During the 1930s and 1940s, the company put forth their “SyrocoWood” line of novelty items. This is perhaps my favorite era of Syroco design. Among the novelty items manufactured, there was a significant amount of decorative wall art in religious and seasonal themes, as well as shaving kits, tie holders, corkscrews and cigar boxes in traditionally ‘masculine’ themes, like sailboats, dogs and horses.

Women in color-coded outfits with bathroom accessories
Syroco catalog circa 1968-1969: “Discover the colorful world of…Lady Syroco Accessories for Bath & Boudoir.”

The relatively sedate, still-recognizably-wood designs of the 1930s and 1940s began to transform into brightly colored products that were frequently finished with gold by the 1950s and 1960s. A line of “Lady Syroco” products were also introduced in the 1960s, complete with color-coded mod-models hawking bathroom wares, as well as a line of “Syroco Art” in 1970, featuring contemporary and classic works of art in Syroco frames. It might not be surprising to hear that the company was also expanding its production to include more plastic products at this point in time. 

Gold frames and mirrors.
A page from a mid-1970s Syroco catalog, featuring the gilded style of later years of Syroco.

Eventually, the failing company began manufacturing plastic furniture in the 1980s and 1990s, before officially closing its doors in 2007. Still, interest in the company has not waned.
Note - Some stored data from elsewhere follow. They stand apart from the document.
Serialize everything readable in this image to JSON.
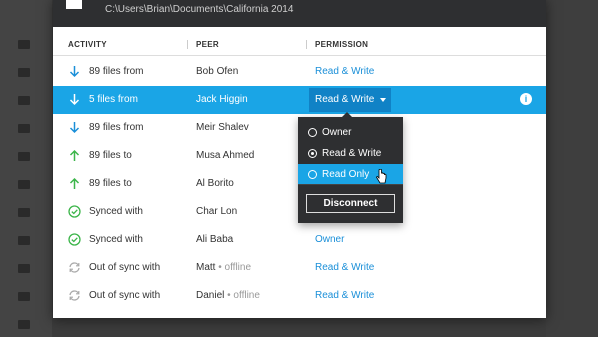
{
  "window": {
    "path": "C:\\Users\\Brian\\Documents\\California 2014"
  },
  "table": {
    "headers": [
      "ACTIVITY",
      "PEER",
      "PERMISSION"
    ],
    "rows": [
      {
        "icon": "arrow-down-icon",
        "activity": "89 files from",
        "peer": "Bob Ofen",
        "peer_status": "",
        "permission": "Read & Write"
      },
      {
        "icon": "arrow-down-icon",
        "activity": "5 files from",
        "peer": "Jack Higgin",
        "peer_status": "",
        "permission": "Read & Write",
        "selected": true
      },
      {
        "icon": "arrow-down-icon",
        "activity": "89 files from",
        "peer": "Meir Shalev",
        "peer_status": "",
        "permission": ""
      },
      {
        "icon": "arrow-up-icon",
        "activity": "89 files to",
        "peer": "Musa Ahmed",
        "peer_status": "",
        "permission": ""
      },
      {
        "icon": "arrow-up-icon",
        "activity": "89 files to",
        "peer": "Al Borito",
        "peer_status": "",
        "permission": ""
      },
      {
        "icon": "check-circle-icon",
        "activity": "Synced with",
        "peer": "Char Lon",
        "peer_status": "",
        "permission": ""
      },
      {
        "icon": "check-circle-icon",
        "activity": "Synced with",
        "peer": "Ali Baba",
        "peer_status": "",
        "permission": "Owner"
      },
      {
        "icon": "sync-icon",
        "activity": "Out of sync with",
        "peer": "Matt",
        "peer_status": " • offline",
        "permission": "Read & Write"
      },
      {
        "icon": "sync-icon",
        "activity": "Out of sync with",
        "peer": "Daniel",
        "peer_status": " • offline",
        "permission": "Read & Write"
      }
    ]
  },
  "dropdown": {
    "options": [
      "Owner",
      "Read & Write",
      "Read Only"
    ],
    "selected": "Read & Write",
    "hovered": "Read Only",
    "disconnect_label": "Disconnect"
  },
  "colors": {
    "accent": "#1aa5e6",
    "link": "#1a8fd8",
    "down_arrow": "#1a8fd8",
    "up_arrow": "#3cb54a",
    "check": "#3cb54a",
    "sync": "#aaaaaa"
  }
}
In particular, estate sales, garage sales, antique stores, and uncleared garages and basements have given the company a second life. Frequently, researchers who contact us in search of information about their Syroco object are individuals who have discovered their piece in one of these places.
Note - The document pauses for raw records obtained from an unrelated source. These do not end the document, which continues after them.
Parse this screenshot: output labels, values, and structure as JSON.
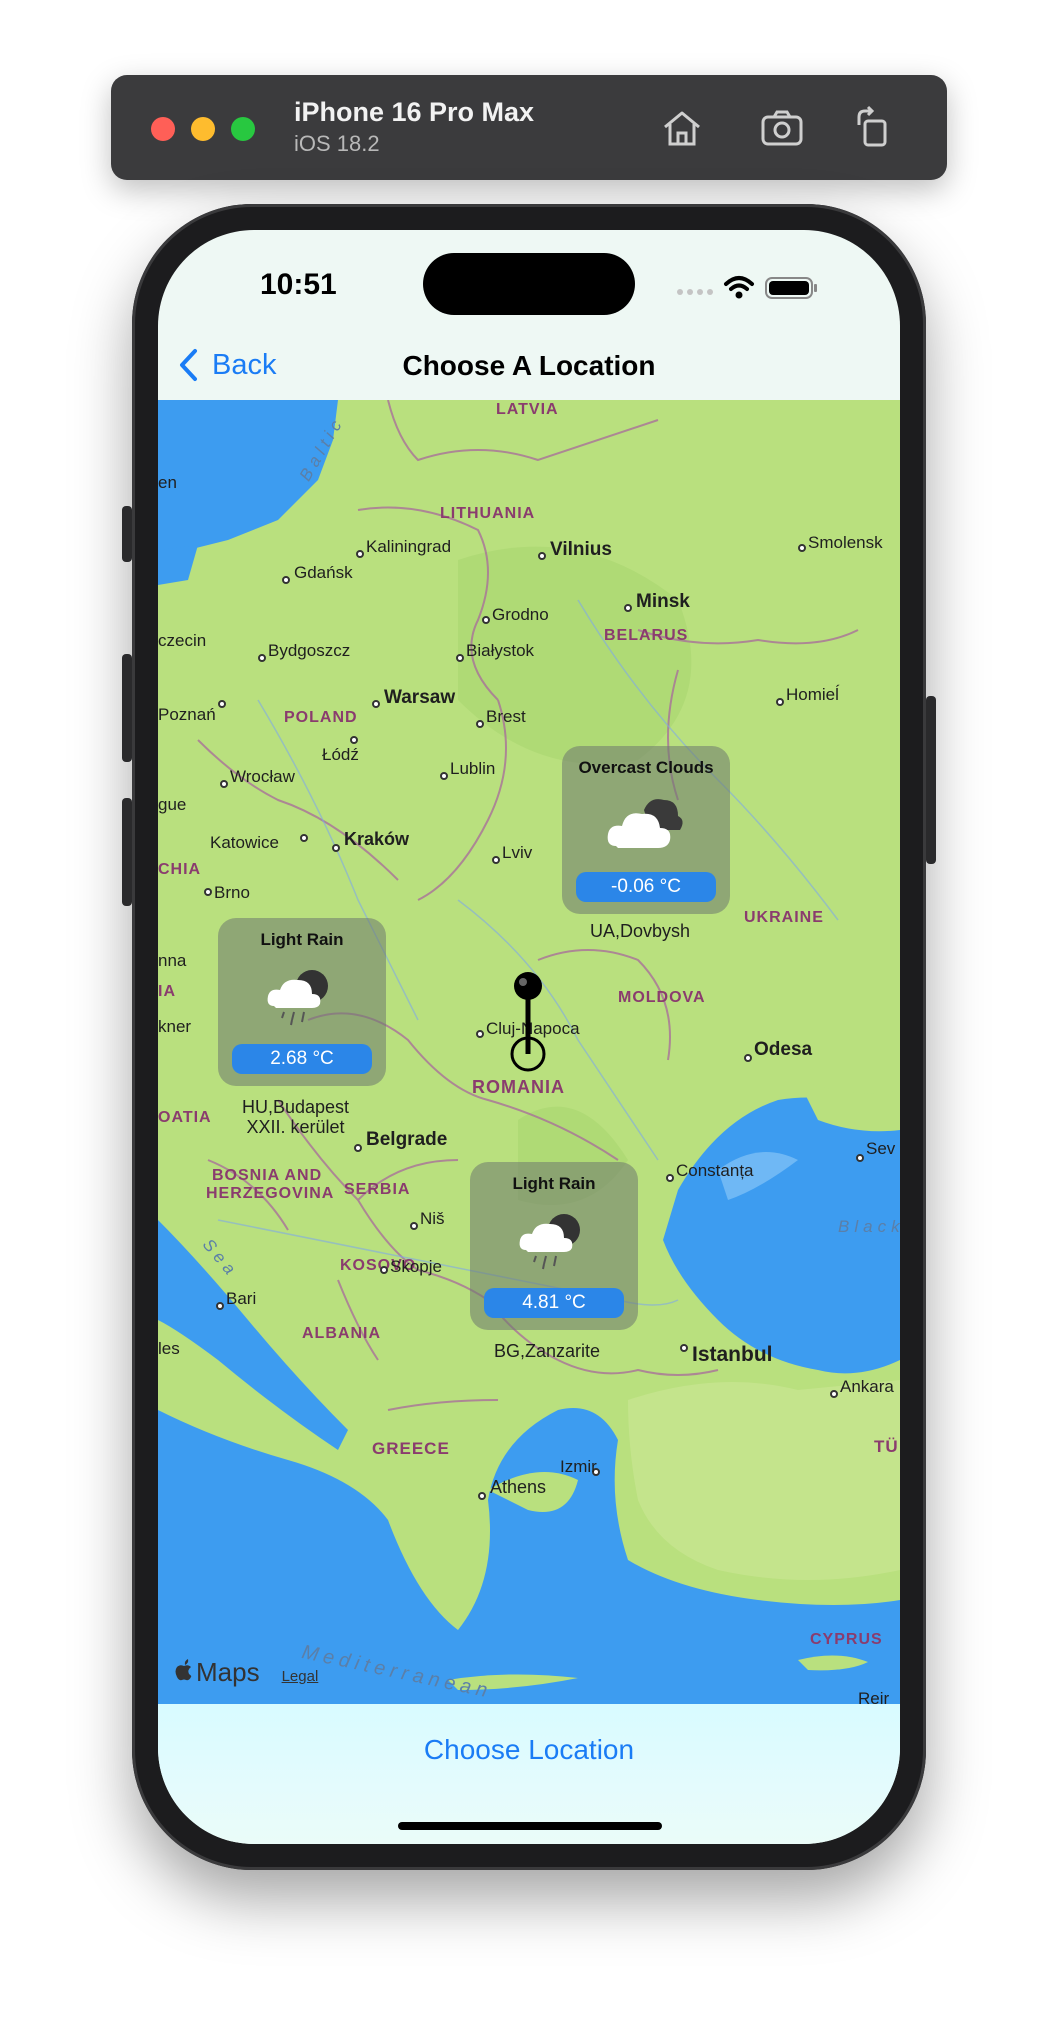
{
  "simulator": {
    "device": "iPhone 16 Pro Max",
    "os": "iOS 18.2",
    "icons": [
      "home-icon",
      "screenshot-icon",
      "rotate-icon"
    ]
  },
  "status_bar": {
    "time": "10:51",
    "icons": [
      "cellular-icon",
      "wifi-icon",
      "battery-icon"
    ]
  },
  "nav": {
    "back_label": "Back",
    "title": "Choose A Location"
  },
  "map": {
    "countries": [
      "LATVIA",
      "LITHUANIA",
      "BELARUS",
      "POLAND",
      "UKRAINE",
      "MOLDOVA",
      "ROMANIA",
      "BOSNIA AND",
      "HERZEGOVINA",
      "SERBIA",
      "KOSOVO",
      "ALBANIA",
      "GREECE",
      "TÜ",
      "CYPRUS",
      "CHIA",
      "IA",
      "OATIA"
    ],
    "cities": [
      "Kaliningrad",
      "Vilnius",
      "Smolensk",
      "Gdańsk",
      "Minsk",
      "Grodno",
      "Białystok",
      "Bydgoszcz",
      "Poznań",
      "Warsaw",
      "Brest",
      "Homieĺ",
      "Łódź",
      "Wrocław",
      "Lublin",
      "Katowice",
      "Kraków",
      "Lviv",
      "Brno",
      "Cluj-Napoca",
      "Odesa",
      "Belgrade",
      "Constanța",
      "Niš",
      "Skopje",
      "Bari",
      "Istanbul",
      "Ankara",
      "Izmir",
      "Athens",
      "Sev",
      "Reir",
      "en",
      "czecin",
      "gue",
      "nna",
      "kner",
      "les"
    ],
    "seas": [
      "Baltic",
      "Black",
      "Sea",
      "Mediterranean"
    ],
    "attribution": "Maps",
    "legal": "Legal"
  },
  "weather_cards": [
    {
      "condition": "Overcast Clouds",
      "temperature": "-0.06 °C",
      "location": "UA,Dovbysh",
      "icon": "cloud-icon"
    },
    {
      "condition": "Light Rain",
      "temperature": "2.68 °C",
      "location": "HU,Budapest XXII. kerület",
      "location_line1": "HU,Budapest",
      "location_line2": "XXII. kerület",
      "icon": "rain-cloud-icon"
    },
    {
      "condition": "Light Rain",
      "temperature": "4.81 °C",
      "location": "BG,Zanzarite",
      "icon": "rain-cloud-icon"
    }
  ],
  "bottom": {
    "choose_label": "Choose Location"
  },
  "colors": {
    "accent": "#1a7cf5",
    "temp_badge": "#2b86e8",
    "land": "#b9e07e",
    "water": "#3d9cf0",
    "border": "#a86a9c"
  }
}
Although I have become relatively familiar with the pages of the catalogs in our Syroco Collection, having reviewed them a number of times for different research requests, I still enjoy helping people discover if their object is a Syroco product. I understand their excitement, because I’ve felt the same way upon discovering Syroco objects I own in the pages of one of the original catalogs. I picked up a Scottie dog tie holder, a “SyrocoWood” product, at an estate sale a few years ago that now holds some of my jewelry. Although the tie holder has only been hanging on my wall for a few years, many mid-century homes in Syracuse and across the United States never removed their Syroco decorations since they were first hung on the wall.
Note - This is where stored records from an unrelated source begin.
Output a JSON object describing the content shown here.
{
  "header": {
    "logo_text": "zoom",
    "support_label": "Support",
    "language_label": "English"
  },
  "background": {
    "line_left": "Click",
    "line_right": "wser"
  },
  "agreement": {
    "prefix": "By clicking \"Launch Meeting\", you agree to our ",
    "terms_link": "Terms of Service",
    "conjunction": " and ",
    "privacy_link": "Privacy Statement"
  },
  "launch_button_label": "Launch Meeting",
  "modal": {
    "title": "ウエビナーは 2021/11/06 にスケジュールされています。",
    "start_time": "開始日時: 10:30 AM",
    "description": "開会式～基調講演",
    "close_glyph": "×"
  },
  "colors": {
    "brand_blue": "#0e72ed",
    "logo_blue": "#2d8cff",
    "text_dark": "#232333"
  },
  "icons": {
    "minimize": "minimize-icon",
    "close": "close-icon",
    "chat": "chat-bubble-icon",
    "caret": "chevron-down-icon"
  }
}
Woman sitting at table in the 1950s.
My Grandma Lou sitting at her kitchen table in the 1950s with a piece of SyrocoWood art likely hanging on the opposite wall just out of sight.

Recently, I realized that my grandma fell into this category. As long as I have visited her Ohio home, and likely since her house was first built in 1956, she has had one of Syroco’s products, a depiction of The Last Supper (also part of the “SyrocoWood” series), hanging over her kitchen table. I have a picture of this object, thanks to my uncle, and I can confirm that it was manufactured by Syroco in the 1930s, thanks to a picture in one of our collection’s catalogs, but I can’t seem to find a family picture documenting its familiar presence on her kitchen wall. I can only rely on my memories for this confirmation. Even so, I am certain that it is hanging just out sight of the camera’s lens in the above picture of her sitting at her kitchen table from the 1950s.

The Syracuse Ornamental Company (Syroco) Collection (Syracuse Ornamental Company (Syroco) Collection, Special Collections Research Center, Syracuse University Libraries) and the Plastics Artifacts Collection (Plastics Artifacts Collection, Special Collections Research Center, Syracuse University Libraries) are part of the Special Collections Research Center’s manuscript collections.